The taxi drops me off at Reem al Bawadi, a Lebanese restaurant I’ve never been to before and makes the eatieries in Edgware Road look bland in comparison. As I walk up the short steps, I feel my heart pounding against my ribcage. There are plants and leaves hanging from the walls and ceiling, old Middle Eastern ornaments in every corner, live Arabic music as well as the faint hum of voices and fragrant whisps of apple shisha wafting through the air. The atmosphere is so warm and reminiscent of sticky summers in Beirut, that I slowly begin to relax and feel at ease.

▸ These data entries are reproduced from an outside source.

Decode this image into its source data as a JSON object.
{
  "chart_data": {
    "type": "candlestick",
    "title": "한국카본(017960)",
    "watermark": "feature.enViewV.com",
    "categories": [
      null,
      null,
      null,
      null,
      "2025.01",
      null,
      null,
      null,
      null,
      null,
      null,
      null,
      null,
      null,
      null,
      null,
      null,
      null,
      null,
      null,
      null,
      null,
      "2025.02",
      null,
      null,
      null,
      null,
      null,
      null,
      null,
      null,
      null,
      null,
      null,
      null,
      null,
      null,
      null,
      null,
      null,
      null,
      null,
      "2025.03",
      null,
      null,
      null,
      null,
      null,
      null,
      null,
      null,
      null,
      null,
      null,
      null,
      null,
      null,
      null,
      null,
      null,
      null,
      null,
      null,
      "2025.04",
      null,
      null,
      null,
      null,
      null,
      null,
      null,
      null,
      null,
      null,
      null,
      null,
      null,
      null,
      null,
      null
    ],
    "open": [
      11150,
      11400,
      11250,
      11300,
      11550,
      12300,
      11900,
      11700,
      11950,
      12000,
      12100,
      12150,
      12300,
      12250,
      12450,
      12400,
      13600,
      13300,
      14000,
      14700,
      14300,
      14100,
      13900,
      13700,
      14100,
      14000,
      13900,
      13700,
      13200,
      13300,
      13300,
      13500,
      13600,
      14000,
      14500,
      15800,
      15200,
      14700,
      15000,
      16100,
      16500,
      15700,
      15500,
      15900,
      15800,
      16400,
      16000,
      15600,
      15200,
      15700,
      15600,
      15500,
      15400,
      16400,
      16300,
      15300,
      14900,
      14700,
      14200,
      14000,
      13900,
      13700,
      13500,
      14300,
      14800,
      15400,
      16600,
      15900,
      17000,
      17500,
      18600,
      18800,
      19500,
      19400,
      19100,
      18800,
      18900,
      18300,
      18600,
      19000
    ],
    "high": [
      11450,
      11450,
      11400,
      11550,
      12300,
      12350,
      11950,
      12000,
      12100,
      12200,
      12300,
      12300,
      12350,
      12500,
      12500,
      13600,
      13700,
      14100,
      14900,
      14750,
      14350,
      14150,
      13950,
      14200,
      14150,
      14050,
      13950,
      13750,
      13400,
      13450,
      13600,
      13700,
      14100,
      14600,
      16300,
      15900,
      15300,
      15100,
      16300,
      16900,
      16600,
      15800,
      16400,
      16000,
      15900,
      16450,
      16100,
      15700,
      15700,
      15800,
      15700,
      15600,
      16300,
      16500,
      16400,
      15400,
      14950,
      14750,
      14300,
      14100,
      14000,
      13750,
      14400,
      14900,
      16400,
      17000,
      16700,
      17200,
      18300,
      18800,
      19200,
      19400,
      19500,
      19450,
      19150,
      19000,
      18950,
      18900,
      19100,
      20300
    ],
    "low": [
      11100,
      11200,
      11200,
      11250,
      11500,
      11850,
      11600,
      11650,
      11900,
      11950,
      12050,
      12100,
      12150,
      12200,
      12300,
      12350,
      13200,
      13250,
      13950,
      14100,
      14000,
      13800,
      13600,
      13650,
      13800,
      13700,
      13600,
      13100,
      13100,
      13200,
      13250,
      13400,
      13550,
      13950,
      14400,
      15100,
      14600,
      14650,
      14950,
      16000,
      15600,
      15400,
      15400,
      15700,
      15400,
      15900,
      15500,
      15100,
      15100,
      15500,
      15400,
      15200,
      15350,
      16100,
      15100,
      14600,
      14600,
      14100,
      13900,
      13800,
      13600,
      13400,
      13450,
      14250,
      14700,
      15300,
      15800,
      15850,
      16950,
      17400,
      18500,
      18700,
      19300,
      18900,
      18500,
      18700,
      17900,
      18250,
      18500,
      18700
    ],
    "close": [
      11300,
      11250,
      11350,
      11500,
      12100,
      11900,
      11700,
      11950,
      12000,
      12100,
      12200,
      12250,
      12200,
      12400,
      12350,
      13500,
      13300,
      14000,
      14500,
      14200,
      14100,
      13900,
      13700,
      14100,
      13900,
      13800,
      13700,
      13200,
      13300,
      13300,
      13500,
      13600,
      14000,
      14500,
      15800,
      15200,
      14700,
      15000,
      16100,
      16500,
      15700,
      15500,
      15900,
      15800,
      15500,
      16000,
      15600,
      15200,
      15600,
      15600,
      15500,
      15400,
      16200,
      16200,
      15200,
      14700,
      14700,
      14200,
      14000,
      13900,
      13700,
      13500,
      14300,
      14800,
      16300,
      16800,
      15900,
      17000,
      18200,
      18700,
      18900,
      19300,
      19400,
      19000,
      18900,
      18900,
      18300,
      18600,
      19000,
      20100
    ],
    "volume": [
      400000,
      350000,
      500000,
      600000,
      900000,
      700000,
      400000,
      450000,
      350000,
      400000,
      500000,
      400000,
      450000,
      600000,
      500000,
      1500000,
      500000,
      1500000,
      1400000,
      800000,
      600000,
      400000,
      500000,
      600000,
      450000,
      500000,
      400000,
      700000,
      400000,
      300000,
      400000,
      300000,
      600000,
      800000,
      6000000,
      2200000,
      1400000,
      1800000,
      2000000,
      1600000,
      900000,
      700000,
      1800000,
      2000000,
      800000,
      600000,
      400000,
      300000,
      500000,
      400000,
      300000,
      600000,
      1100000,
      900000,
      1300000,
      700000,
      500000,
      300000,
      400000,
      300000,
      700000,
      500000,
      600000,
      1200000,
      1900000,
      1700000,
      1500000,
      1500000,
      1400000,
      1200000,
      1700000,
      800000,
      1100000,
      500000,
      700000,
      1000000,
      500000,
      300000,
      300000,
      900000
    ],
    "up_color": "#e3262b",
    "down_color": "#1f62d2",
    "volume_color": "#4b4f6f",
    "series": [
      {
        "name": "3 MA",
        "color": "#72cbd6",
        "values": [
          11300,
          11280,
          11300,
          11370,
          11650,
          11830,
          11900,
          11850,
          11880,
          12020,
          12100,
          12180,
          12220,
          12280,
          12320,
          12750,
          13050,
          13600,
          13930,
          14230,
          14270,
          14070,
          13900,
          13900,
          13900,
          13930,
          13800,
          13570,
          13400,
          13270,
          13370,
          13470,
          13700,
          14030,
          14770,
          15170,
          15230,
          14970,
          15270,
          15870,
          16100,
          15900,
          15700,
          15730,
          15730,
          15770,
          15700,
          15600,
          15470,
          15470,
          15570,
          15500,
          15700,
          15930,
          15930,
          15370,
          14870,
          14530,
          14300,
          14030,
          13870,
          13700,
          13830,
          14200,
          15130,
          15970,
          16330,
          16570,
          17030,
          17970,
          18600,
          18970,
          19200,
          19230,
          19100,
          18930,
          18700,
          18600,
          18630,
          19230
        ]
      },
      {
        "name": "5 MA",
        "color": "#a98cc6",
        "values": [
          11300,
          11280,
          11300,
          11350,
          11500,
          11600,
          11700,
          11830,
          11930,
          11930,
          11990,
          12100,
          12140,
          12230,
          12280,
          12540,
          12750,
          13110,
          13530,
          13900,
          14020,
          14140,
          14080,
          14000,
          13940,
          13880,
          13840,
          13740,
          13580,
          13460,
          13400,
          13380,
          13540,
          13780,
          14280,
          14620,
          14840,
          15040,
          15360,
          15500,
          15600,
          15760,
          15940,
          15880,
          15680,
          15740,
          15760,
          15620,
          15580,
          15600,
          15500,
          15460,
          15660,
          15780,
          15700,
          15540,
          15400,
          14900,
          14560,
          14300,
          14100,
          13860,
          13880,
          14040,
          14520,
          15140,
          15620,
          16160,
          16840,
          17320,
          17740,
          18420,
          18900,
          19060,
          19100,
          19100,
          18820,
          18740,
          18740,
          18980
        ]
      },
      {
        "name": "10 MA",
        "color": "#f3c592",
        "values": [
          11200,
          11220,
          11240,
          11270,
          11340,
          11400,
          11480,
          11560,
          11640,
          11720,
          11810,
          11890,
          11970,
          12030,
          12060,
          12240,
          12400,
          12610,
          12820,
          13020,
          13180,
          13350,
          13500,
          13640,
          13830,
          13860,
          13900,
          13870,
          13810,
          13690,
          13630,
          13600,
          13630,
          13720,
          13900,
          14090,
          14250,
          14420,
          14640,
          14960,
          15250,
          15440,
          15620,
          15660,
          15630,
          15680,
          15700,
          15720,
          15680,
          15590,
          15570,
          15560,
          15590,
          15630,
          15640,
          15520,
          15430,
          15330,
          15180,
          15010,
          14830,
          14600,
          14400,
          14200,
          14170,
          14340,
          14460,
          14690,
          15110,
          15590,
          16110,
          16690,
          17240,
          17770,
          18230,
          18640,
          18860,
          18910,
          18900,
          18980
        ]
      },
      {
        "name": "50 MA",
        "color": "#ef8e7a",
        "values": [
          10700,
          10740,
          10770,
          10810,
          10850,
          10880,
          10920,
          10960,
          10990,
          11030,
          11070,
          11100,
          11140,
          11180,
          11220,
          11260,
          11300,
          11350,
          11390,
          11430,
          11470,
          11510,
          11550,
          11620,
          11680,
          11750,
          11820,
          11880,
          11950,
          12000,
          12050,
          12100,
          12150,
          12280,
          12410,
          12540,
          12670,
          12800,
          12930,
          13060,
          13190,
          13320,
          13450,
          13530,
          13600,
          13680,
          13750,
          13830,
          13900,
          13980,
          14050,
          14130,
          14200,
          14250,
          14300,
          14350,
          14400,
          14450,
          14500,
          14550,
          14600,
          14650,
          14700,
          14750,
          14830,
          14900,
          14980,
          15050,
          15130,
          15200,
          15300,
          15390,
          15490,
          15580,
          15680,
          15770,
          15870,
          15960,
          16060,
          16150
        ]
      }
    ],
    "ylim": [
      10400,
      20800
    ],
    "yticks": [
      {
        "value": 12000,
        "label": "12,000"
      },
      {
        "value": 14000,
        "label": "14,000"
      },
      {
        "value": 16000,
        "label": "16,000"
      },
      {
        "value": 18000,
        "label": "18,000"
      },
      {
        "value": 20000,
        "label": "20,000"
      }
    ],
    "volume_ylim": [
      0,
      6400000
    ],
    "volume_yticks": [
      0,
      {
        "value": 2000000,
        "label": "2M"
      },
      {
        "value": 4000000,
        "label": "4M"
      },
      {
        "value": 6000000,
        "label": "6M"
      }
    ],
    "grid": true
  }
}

In the far left-hand corner, I spot the group and I navigate my way around tables, chairs and glass shishas, praying that I don’t knock one over, and approach the table. I feel slightly awkward as I mumble ‘hi’ in a timid voice but even that melts away as The Goddess jumps up, exclaims ‘Sugar, hi, how are you?’ in a loud, friendly voice and plants the customary kisses on my cheeks. I shake hands with everyone else (Hijabis here don’t seem to mind shaking hands with non-related guys which is fine by me) and sit down at the nearest available seat. After I plant my big behind on the chair, bumping into my neighbour and almost knocking over a tall glass of a crazy looking fruit cocktail kinda drink, I realise I'm sitting next to Goldenboy.
“Ahlan,” he says, smiling warmly. It’s the first time he’s spoken to me. He's wearing a black shirt with jeans, and he too has a beautiful tan that, against his shirt, looks simply delicious. His evening attire, along with the way he said 'Ahlan' in that accent, is all a bit too hot for me and I feel my face turning the same colour as my scarf. I've always had a thing for Arabs, with their sexy manliness and slightly dominating nature. My heart starts thudding again and I silently beg Allah not to let him hear it.
“Thanks,” I reply stupidly, not knowing how else to reply to the greeting. Ahlan means 'welcome' right? He is obviously confused by my answer.
“Keefik enti?” he tries again, frowning slightly. Not with condescendence, but with befuddlement.
“Um… ana la atakallam al ‘arabiya,” (I don’t speak Arabic) I answer sheepishly. In classical, Qur'anic Arabic. The Goddess, who overhears the awkward exchange, bursts into peals of laughter and explains something to the group in fast, incomprehensible Arabic and soon, they are all laughing.
‘Sorry,” Goldenboy says with a grin. “I thought you were Arab – you look Palestinian.”
“It’s okay,” I reply with a shrug, secretly feeling thrilled. For some reason, I don’t want him to know I’m Indian, and I don’t want him to think I’m Egyptian either. I just want to be me, Sugar, without all these extra labels.
We don’t say much else to each other throughout the evening, and although I’m glad to be with people other than my host family, it’s hard trying to have fun when everyone around you speaks a language you don’t understand, and never had any connection with outside the mosque. Sometimes, they look at my blank face and remember to translate jokes and anecdotes, and I force a laugh, losing a lot of the meaning and humour in translation.
That night, as I lie in my bed, the drum beats still ringing in my ears, I feel a sudden pang of longing for my friends back home. I miss Yasmine’s quirkiness, Stephanie's craziness and Ellen's wit. I miss the comfortable feeling of knowing exactly who I am, where I am, what my existence on this planet means. But it's all my fault that I had to leave everything I had ever known.
Beneath the ache and the disorientation though, there lies a dangerous tingle of excitement. I fall asleep thinking of Goldenboy’s beautiful, copper coloured eyes with the tiniest specks of amber. I fall asleep smiling.